Marijuana, however undesirable some might view it, is not much, if any, different in its effects than alcohol and should be treated the same. And Ammiano has a point: A 2005 study endorsed by the late Milton Friedman and 530 other economists found legal regulation would save the nation $7.7 billion in enforcement costs and bring in up to $6.2 billion in taxes.
Beyond that are the issues of the terrible crime drug prohibition inflicts on mostly minority neighborhoods in big cities and the narco-terrorism raging in countries where criminals and poor people simply produce a product in huge demand in America.

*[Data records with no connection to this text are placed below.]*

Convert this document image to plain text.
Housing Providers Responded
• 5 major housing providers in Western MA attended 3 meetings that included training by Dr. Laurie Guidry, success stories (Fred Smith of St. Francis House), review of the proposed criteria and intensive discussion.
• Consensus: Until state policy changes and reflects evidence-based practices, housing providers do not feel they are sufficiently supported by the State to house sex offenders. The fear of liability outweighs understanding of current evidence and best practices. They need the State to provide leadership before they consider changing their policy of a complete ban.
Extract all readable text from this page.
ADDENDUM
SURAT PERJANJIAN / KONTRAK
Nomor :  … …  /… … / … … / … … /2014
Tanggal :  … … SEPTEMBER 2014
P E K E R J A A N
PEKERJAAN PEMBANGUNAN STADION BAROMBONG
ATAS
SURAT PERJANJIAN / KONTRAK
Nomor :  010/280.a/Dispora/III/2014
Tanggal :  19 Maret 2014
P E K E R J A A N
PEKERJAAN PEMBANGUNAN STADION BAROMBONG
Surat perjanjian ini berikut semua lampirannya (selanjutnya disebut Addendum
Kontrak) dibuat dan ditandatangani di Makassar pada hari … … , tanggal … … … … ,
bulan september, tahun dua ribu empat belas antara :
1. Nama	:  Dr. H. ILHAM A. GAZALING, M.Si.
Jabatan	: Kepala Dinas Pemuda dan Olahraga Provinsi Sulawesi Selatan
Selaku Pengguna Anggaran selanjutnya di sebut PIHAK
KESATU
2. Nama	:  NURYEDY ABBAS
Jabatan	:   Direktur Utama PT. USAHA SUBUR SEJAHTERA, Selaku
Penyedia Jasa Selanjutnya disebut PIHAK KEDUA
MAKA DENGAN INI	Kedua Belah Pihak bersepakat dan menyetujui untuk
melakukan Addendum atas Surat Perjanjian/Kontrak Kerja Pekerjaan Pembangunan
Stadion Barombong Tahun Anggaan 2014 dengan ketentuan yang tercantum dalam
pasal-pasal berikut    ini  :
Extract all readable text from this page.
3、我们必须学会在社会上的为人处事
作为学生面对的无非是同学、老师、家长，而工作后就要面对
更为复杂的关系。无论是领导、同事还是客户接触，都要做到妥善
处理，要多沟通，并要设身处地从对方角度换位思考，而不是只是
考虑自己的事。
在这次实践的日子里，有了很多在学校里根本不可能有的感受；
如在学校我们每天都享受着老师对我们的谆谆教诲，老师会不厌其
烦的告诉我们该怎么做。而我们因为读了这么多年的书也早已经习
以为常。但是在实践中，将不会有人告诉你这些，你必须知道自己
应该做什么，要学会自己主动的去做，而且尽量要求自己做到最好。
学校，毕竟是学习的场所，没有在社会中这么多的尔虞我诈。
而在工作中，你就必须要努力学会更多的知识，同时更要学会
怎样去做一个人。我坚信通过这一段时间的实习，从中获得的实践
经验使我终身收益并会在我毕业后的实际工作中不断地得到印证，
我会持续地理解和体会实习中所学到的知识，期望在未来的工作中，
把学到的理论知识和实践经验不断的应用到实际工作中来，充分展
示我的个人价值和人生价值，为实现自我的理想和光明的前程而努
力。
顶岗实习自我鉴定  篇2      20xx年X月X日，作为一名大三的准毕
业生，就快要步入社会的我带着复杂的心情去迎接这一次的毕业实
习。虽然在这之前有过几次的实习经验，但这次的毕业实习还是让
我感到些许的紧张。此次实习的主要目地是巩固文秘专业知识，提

Narco violence and corruption along our border threaten to make Mexico a failed state. Drug cartels issued an ultimatum to one police chief: Resign or see your officers killed. After several were murdered, he quit. Other officials have joined the cartels. One former police chief smuggled a ton of marijuana into Texas. Cartels extort protection money from businesses and even forced teachers in one town to hand over their Christmas bonuses. Six-thousand people were killed in drug-related violence last year. The U.S. Justice Department calls Mexican gangs the "biggest organized crime threat to the United States."
The day may not be far off when Americans conclude, as they did with Prohibition in the 1930s, that violence associated with the marijuana ban is worse than the drug's social ills. Some will raise the slippery slope argument that legalization opens the way to decriminalizing hard drugs like heroin and cocaine. Maybe we would have that discussion if legal marijuana works out, but saying yeah to one doesn't mean saying yes to the other.
Marijuana prohibition no longer makes sense, if it ever did. For the record, my recreational chemical of choice is alcohol. After the sun sets, I like to enjoy a glass of wine or scotch. Why shouldn't my neighbor, if so inclined, be able to relax with a joint?